Intra- and intermolecular complexation in C(6) monoazacoronand substituted cyclodextrins†
Abstract
The preparation of 6A-deoxy-6A-(6-(2-(1,4,7,10-tetraoxa-13-azacyclopentadecan-13-yl)acetamido)hexylamino)-α-cyclodextrin, 3, 6A-deoxy-6A-(6-(2-(1,4,7,10,13-pentaoxa-16-azacyclooctadecan-16-yl)acetamido)hexylamino)-α-cyclodextrin, 4, and their β-cyclodextrin analogues, 5 and 6, are described. 1H (600 MHz) ROESY NMR spectra of the C(6) substituted β-cyclodextrins, 5 and 6, are consistent with the intramolecular complexation of their azacyclopentadecanyl- and azacyclooctadecanyl(acetamido)hexylamino substituents in the β-cyclodextrin annulus in D2O at pD = 8.5 whereas those of their α-cyclodextrin analogues, 3 and 4 are not complexed in the α-cyclodextrin annulus.
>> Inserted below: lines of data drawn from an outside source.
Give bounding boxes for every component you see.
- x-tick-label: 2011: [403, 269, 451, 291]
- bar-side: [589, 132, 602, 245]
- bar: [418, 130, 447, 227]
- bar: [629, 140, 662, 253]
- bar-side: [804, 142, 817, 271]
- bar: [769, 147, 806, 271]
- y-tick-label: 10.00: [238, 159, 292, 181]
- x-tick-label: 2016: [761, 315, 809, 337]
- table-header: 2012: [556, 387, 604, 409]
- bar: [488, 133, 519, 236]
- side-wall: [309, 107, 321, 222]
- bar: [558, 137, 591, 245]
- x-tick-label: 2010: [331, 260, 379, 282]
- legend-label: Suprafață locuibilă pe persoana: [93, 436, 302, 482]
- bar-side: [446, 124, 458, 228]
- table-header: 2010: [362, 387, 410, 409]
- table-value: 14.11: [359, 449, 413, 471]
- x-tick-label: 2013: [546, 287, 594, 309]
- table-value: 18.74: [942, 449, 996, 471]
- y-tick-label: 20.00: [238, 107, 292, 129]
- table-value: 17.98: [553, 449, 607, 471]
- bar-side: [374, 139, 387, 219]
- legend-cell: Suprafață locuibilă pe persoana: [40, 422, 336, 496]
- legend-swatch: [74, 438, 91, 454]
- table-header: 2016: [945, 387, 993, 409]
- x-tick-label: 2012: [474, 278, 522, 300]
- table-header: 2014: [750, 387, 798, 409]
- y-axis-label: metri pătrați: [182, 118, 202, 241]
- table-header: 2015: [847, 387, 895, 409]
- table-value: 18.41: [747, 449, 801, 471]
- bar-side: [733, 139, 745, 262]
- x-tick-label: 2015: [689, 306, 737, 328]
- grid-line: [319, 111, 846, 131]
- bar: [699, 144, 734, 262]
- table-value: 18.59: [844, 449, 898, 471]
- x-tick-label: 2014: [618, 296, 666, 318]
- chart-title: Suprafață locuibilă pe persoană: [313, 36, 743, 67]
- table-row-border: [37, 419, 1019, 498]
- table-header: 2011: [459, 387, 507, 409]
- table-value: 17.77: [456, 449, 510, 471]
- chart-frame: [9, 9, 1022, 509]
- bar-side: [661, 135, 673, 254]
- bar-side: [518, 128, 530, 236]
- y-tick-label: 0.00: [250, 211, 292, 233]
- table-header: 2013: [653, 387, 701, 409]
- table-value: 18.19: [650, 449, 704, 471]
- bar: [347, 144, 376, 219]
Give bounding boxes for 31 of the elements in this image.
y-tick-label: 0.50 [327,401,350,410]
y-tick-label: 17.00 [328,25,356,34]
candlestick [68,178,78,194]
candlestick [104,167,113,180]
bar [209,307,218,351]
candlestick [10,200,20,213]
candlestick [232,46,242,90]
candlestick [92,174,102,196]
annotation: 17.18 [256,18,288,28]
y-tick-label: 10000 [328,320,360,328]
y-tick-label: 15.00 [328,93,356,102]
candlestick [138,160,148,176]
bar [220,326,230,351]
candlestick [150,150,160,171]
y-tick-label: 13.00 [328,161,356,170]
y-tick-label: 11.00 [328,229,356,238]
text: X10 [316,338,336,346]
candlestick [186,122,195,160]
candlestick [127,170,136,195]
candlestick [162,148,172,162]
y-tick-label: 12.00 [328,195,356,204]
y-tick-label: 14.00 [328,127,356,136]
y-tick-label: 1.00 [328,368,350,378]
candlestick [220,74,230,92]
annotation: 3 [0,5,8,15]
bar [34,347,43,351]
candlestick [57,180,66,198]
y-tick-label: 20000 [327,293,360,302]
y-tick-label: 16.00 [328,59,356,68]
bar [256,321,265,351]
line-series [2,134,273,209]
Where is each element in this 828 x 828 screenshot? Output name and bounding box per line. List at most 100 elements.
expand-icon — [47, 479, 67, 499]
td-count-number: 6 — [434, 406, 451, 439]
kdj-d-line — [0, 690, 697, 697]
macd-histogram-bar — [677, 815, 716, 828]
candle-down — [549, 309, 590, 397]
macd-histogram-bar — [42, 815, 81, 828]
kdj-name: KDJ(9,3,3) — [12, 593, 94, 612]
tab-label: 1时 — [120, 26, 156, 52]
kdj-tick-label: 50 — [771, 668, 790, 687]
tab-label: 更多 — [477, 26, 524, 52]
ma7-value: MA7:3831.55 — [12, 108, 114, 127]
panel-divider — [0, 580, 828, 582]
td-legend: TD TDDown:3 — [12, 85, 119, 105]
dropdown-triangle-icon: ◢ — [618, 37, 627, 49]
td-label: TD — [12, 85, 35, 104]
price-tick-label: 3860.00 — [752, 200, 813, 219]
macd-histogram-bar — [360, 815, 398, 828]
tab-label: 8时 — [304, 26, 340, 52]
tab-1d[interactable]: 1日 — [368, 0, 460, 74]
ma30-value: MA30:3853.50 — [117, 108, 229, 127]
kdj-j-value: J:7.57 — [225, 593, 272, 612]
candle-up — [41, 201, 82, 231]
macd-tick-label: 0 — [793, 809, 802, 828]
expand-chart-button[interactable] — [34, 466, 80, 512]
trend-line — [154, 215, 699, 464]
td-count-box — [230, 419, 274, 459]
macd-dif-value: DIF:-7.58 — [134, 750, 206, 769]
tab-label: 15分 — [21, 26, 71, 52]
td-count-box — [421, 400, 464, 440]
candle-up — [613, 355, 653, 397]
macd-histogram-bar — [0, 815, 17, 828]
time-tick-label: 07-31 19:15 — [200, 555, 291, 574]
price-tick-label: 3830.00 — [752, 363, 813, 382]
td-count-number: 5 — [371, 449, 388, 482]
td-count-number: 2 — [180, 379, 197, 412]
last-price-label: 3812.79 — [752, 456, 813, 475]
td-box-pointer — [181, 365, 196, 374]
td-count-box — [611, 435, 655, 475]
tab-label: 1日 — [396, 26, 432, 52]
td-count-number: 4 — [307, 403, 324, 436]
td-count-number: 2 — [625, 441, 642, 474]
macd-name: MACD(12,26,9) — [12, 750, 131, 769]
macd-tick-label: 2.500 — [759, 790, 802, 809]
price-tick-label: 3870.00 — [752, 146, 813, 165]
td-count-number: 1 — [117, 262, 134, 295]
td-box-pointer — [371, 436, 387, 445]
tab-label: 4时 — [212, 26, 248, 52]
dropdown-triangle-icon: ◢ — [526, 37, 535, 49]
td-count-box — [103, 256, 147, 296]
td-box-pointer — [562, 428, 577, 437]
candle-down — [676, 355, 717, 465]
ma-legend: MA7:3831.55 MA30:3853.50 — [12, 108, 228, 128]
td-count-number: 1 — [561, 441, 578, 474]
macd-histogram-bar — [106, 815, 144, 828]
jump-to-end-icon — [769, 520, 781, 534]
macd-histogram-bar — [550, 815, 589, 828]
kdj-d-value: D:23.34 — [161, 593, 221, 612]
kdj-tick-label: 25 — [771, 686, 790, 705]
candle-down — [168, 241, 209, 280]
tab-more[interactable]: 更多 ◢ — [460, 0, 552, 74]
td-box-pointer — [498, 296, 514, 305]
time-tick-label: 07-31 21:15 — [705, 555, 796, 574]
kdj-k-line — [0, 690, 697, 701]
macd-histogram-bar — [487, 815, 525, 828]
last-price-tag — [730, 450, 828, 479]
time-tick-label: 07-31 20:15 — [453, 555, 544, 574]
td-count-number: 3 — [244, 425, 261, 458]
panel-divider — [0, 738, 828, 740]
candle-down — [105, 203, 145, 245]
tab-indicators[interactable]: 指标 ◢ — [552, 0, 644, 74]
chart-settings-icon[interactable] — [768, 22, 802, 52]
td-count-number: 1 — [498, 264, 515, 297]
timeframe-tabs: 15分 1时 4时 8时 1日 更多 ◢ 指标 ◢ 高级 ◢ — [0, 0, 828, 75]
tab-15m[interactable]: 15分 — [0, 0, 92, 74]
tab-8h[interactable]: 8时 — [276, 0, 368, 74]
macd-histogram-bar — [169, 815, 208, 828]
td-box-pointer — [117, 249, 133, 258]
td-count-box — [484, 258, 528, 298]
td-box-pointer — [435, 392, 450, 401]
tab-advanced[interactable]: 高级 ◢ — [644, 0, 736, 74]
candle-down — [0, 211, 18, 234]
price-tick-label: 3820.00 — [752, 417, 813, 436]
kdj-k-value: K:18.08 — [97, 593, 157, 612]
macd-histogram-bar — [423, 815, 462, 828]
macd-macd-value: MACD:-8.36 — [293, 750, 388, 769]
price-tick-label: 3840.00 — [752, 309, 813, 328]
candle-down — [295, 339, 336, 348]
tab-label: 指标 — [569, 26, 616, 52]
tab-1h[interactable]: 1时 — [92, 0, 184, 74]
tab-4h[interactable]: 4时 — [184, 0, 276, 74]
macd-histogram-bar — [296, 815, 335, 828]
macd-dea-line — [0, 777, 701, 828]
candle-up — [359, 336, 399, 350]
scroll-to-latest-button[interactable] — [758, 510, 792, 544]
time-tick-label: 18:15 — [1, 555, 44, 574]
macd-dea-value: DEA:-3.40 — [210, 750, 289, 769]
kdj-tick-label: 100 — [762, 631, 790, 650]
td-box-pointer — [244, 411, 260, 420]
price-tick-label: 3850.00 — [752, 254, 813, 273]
This is attributed to the monoazacoronand components of the substituents being able to pass through the β-cyclodextrin annulus whereas they are too large to pass through the α-cyclodextrin annulus. However, the substituents of 3 and 4 are intermolecularly complexed by β-cyclodextrin to form pseudo [2]-rotaxanes. Metallocyclodextrins are formed by 5 through complexation by the monoazacoronand substituent component for which log (K/dm3 mol−1) = <2, 6.34 and 5.38 for Ca2+, Zn2+ and La3+, respectively, in aqueous solution at 298.2 K and I = 0.10 mol dm−3 (NEt4ClO4).